"Oh! is that so, Steve?" cried Bandy-legs, with considerable of satire in his voice.

"Sure it is," the other went on to say, unblushingly. "Supposin' now I'd just continued to hit the hay, and snored on like you two seemed to have done, what's the answer?"

Bandy-legs and Toby exchanged puzzled looks.

"W-w-whatever do you m-m-mean, Steve?" asked the latter.

"How about that fine ham? When, you looked around everywhere for it to-morrow morning and couldn't find the same high or low, you'd wish Steve Dowdy might have had a little walking fit on, and saved your bacon for you, eh?"

Max laughed at hearing that.

"I guess Steve's got it on you, boys, this time," he remarked. "It seems that in some cases walking in your sleep may turn out to be the right thing. We do owe him something, because it saved our ham this time. But all the same he's got to stop the habit before it gets him into a peck of trouble."

"I s-s-say we p-p-put a rope on him nights," Toby ventured, with emphasis. "Then if he tries to s-s-slope he'll find himself p-p-pulled up with a round turn."

"Hey, you just try it, that's all!" Steve told him. "What d'ye take me for, a horse, to be staked out nights, or hobbled and all that?

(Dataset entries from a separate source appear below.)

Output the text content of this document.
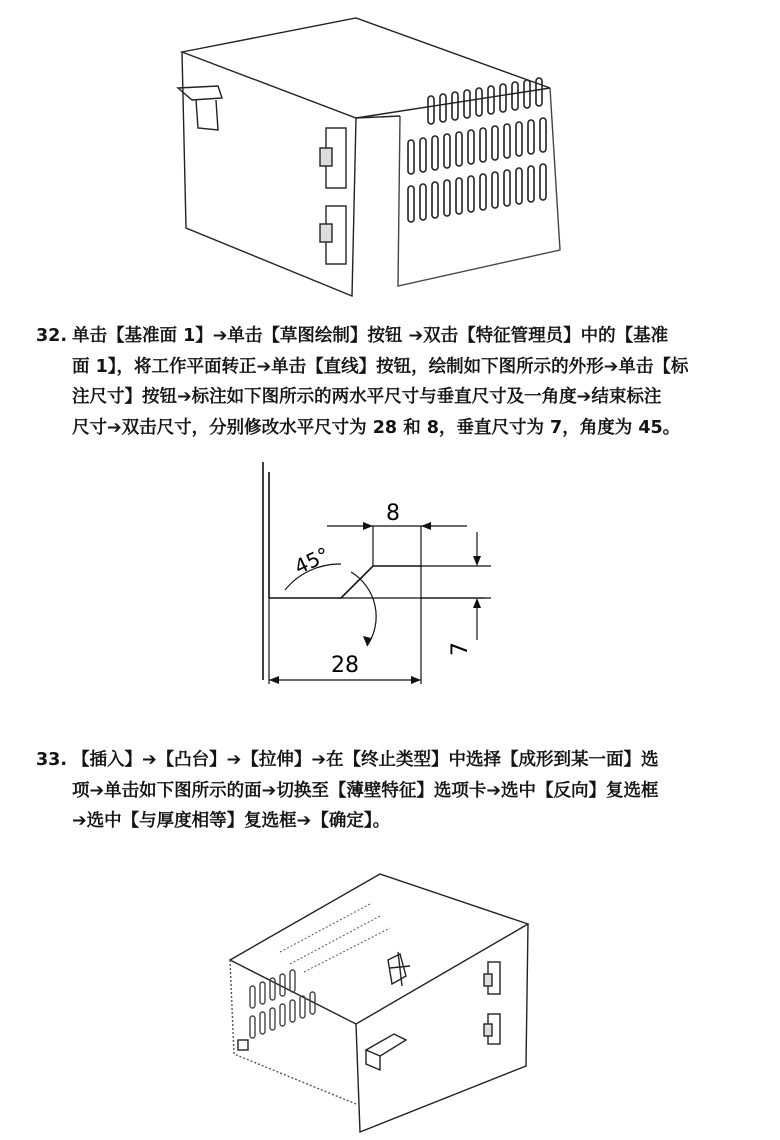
32. 单击【基准面 1】➔单击【草图绘制】按钮 ➔双击【特征管理员】中的【基准
面 1】，将工作平面转正➔单击【直线】按钮，绘制如下图所示的外形➔单击【标
注尺寸】按钮➔标注如下图所示的两水平尺寸与垂直尺寸及一角度➔结束标注
尺寸➔双击尺寸，分别修改水平尺寸为 28 和 8，垂直尺寸为 7，角度为 45。
8
45°
28
7
33. 【插入】➔【凸台】➔【拉伸】➔在【终止类型】中选择【成形到某一面】选
项➔单击如下图所示的面➔切换至【薄壁特征】选项卡➔选中【反向】复选框
➔选中【与厚度相等】复选框➔【确定】。
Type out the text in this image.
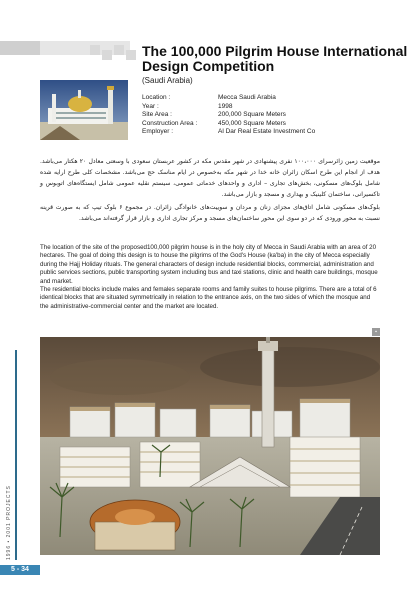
The 100,000 Pilgrim House International Design Competition
(Saudi Arabia)
Location :	Mecca Saudi Arabia
Year :	1998
Site Area :	200,000 Square Meters
Construction Area :	450,000 Square Meters
Employer :	Al Dar Real Estate Investment Co

موقعیت زمین زائرسرای ۱۰۰،۰۰۰ نفری پیشنهادی در شهر مقدس مکه در کشور عربستان سعودی با وسعتی معادل ۲۰ هکتار می‌باشد. هدف از انجام این طرح اسکان زائران خانه خدا در شهر مکه به‌خصوص در ایام مناسک حج می‌باشد. مشخصات کلی طرح ارایه شده شامل بلوک‌های مسکونی، بخش‌های تجاری – اداری و واحدهای خدماتی عمومی، سیستم نقلیه عمومی شامل ایستگاه‌های اتوبوس و تاکسیرانی، ساختمان کلینیک و بهداری و مسجد و بازار می‌باشد.

بلوک‌های مسکونی شامل اتاق‌های مجزای زنان و مردان و سوییت‌های خانوادگی زائران. در مجموع ۶ بلوک تیپ که به صورت قرینه نسبت به محور ورودی که در دو سوی این محور ساختمان‌های مسجد و مرکز تجاری اداری و بازار قرار گرفته‌اند می‌باشد.

The location of the site of the proposed100,000 pilgrim house is in the holy city of Mecca in Saudi Arabia with an area of 20 hectares. The goal of doing this design is to house the pilgrims of the God's House (ka'ba) in the city of Mecca especially during the Hajj Holiday rituals. The general characters of design include residential blocks, commercial, administration and public services sections, public transporting system including bus and taxi stations, clinic and health care buildings, mosque and market.

The residential blocks include males and females separate rooms and family suites to house pilgrims. There are a total of 6 identical blocks that are situated symmetrically in relation to the entrance axis, on the two sides of which the mosque and the administrative-commercial center and the market are located.

▪
1996 • 2001 PROJECTS
5 - 34
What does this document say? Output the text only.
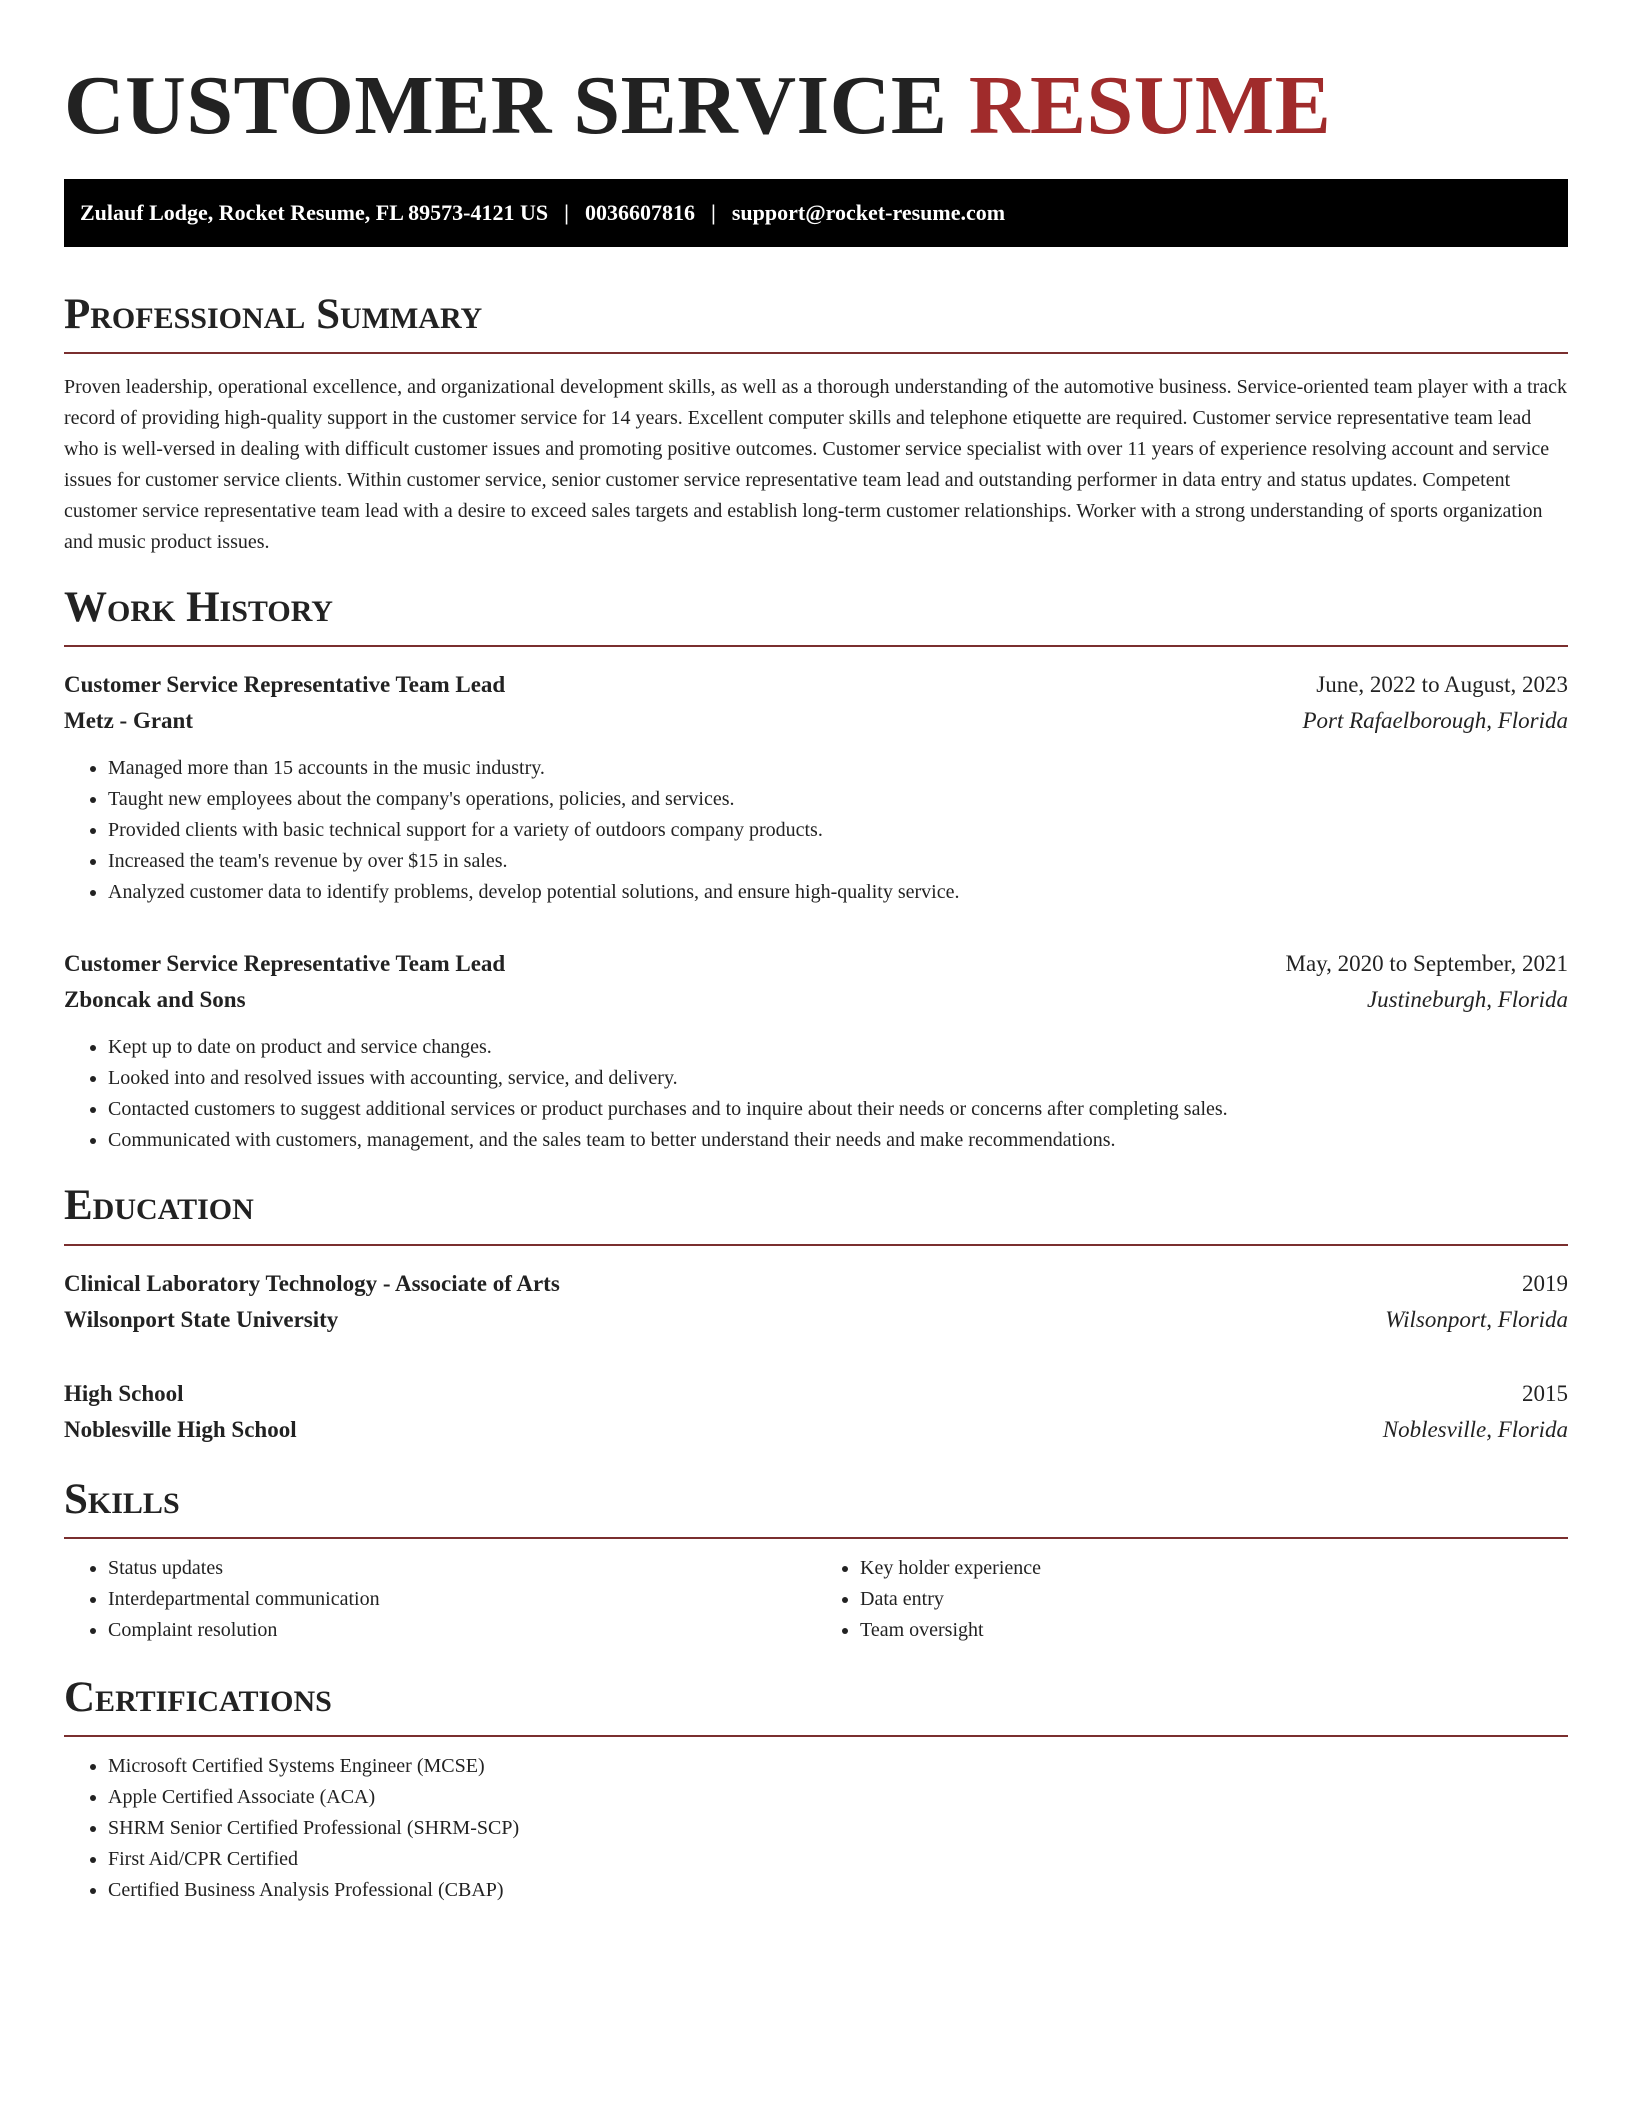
CUSTOMER SERVICE RESUME
Zulauf Lodge, Rocket Resume, FL 89573-4121 US | 0036607816 | support@rocket-resume.com
Professional Summary

Proven leadership, operational excellence, and organizational development skills, as well as a thorough understanding of the automotive business. Service-oriented team player with a track record of providing high-quality support in the customer service for 14 years. Excellent computer skills and telephone etiquette are required. Customer service representative team lead who is well-versed in dealing with difficult customer issues and promoting positive outcomes. Customer service specialist with over 11 years of experience resolving account and service issues for customer service clients. Within customer service, senior customer service representative team lead and outstanding performer in data entry and status updates. Competent customer service representative team lead with a desire to exceed sales targets and establish long-term customer relationships. Worker with a strong understanding of sports organization and music product issues.

Work History
Customer Service Representative Team Lead	June, 2022 to August, 2023
Metz - Grant	Port Rafaelborough, Florida
• Managed more than 15 accounts in the music industry.
• Taught new employees about the company's operations, policies, and services.
• Provided clients with basic technical support for a variety of outdoors company products.
• Increased the team's revenue by over $15 in sales.
• Analyzed customer data to identify problems, develop potential solutions, and ensure high-quality service.
Customer Service Representative Team Lead	May, 2020 to September, 2021
Zboncak and Sons	Justineburgh, Florida
• Kept up to date on product and service changes.
• Looked into and resolved issues with accounting, service, and delivery.
• Contacted customers to suggest additional services or product purchases and to inquire about their needs or concerns after completing sales.
• Communicated with customers, management, and the sales team to better understand their needs and make recommendations.
Education
Clinical Laboratory Technology - Associate of Arts	2019
Wilsonport State University	Wilsonport, Florida
High School	2015
Noblesville High School	Noblesville, Florida
Skills
• Status updates
• Interdepartmental communication
• Complaint resolution
• Key holder experience
• Data entry
• Team oversight
Certifications
• Microsoft Certified Systems Engineer (MCSE)
• Apple Certified Associate (ACA)
• SHRM Senior Certified Professional (SHRM-SCP)
• First Aid/CPR Certified
• Certified Business Analysis Professional (CBAP)
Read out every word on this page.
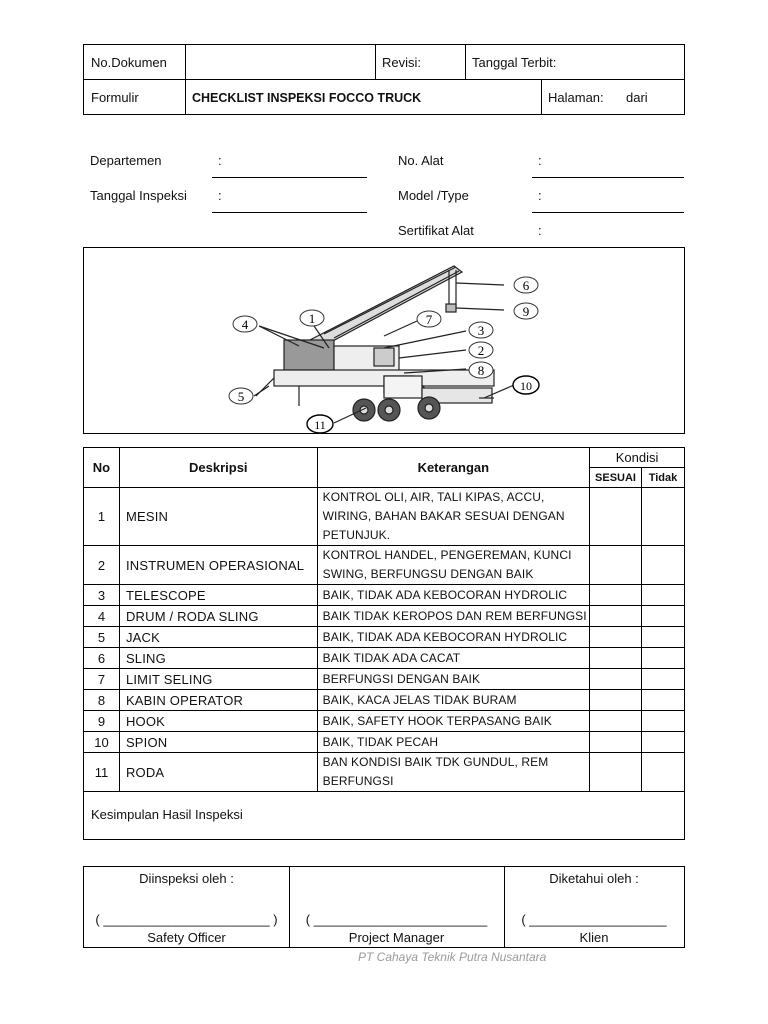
No.Dokumen	Revisi:	Tanggal Terbit:
Formulir	CHECKLIST INSPEKSI FOCCO TRUCK	Halaman:	dari
Departemen	:
Tanggal Inspeksi :
No. Alat	:
Model /Type	:
Sertifikat Alat	:
1
4	7
3
2
8
6
9
5
10
11
No	Deskripsi	Keterangan	Kondisi	
			SESUAI	Tidak
1	MESIN	KONTROL OLI, AIR, TALI KIPAS, ACCU, WIRING, BAHAN BAKAR SESUAI DENGAN PETUNJUK.		
2	INSTRUMEN OPERASIONAL	KONTROL HANDEL, PENGEREMAN, KUNCI SWING, BERFUNGSU DENGAN BAIK		
3	TELESCOPE	BAIK, TIDAK ADA KEBOCORAN HYDROLIC		
4	DRUM / RODA SLING	BAIK TIDAK KEROPOS DAN REM BERFUNGSI		
5	JACK	BAIK, TIDAK ADA KEBOCORAN HYDROLIC		
6	SLING	BAIK TIDAK ADA CACAT		
7	LIMIT SELING	BERFUNGSI DENGAN BAIK		
8	KABIN OPERATOR	BAIK, KACA JELAS TIDAK BURAM		
9	HOOK	BAIK, SAFETY HOOK TERPASANG BAIK		
10	SPION	BAIK, TIDAK PECAH		
11	RODA	BAN KONDISI BAIK TDK GUNDUL, REM BERFUNGSI		
Kesimpulan Hasil Inspeksi
Diinspeksi oleh :
( _______________________ )
Safety Officer
( ________________________
Project Manager
Diketahui oleh :
( ___________________
Klien
PT Cahaya Teknik Putra Nusantara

I give you fair warning right now that whenever we're in danger of losing some of our belongings, if I take a notion to step out and walk in my sleep in order to save the same, I'm going to do it. Get that, don't you, Bandy-legs?"

In spite of all their exchange of views it seemed that after all they were no nearer a reasonable solution of the puzzle than in the start.